3) Applying the change of variable: $$$t^2-25=0 \Rightarrow t^2=25 \Rightarrow t=\pm\sqrt{25} = \pm5$$$
Undoing the changes:
$$x^2=t \Rightarrow x=\pm\sqrt{t}$$
$$x=\pm\sqrt{5}$$
$$x=\pm\sqrt{-5} \Rightarrow $$ no solution.
Therefore it has $$2$$ solutions: $$\sqrt{5}$$ and $$-\sqrt{5}$$.
4) We do the change of variable $$x^2=t$$, so we have the equation
$$$\displaystyle t^2-3t+2=0 \Rightarrow t=\frac{-3 \pm \sqrt{(-3)^2-4\cdot1\cdot2}}{2}= \frac{-3 \pm \sqrt{9-8}}{2}= \frac{-3 \pm 1}{2} \left \{\begin{matrix} t_1=-1 \\ t_2=-2\end{matrix}\right.$$$ Undoing the changes:
$$x^2=t \Rightarrow x=\pm\sqrt{t}$$
$$x=\pm\sqrt{-1} \Rightarrow $$ no solution.
$$x=\pm\sqrt{-2} \Rightarrow $$ no solution.

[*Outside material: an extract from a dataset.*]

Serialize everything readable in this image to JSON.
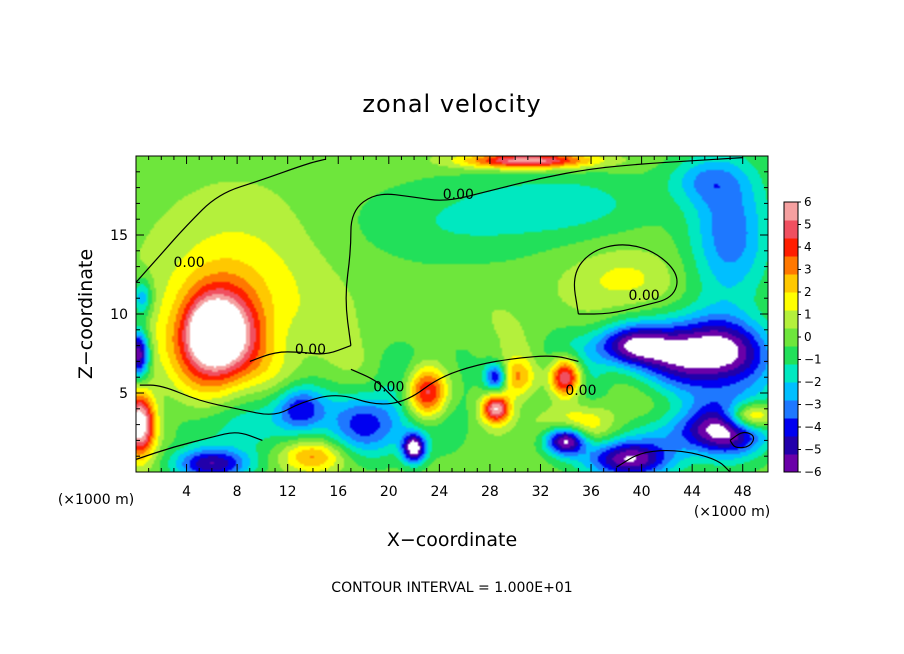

Therefore it does not have a solution.
Solution:
1) We have $$3$$ solutions: $$0$$, $$\sqrt{2}$$, $$-\sqrt{2}$$. 2) We have $$2$$ solutions: $$\sqrt{3}$$ and $$-\sqrt{3}$$. 3) We have $$2$$ solutions: $$\sqrt{5}$$ and $$-\sqrt{5}$$. 4) It has no solution.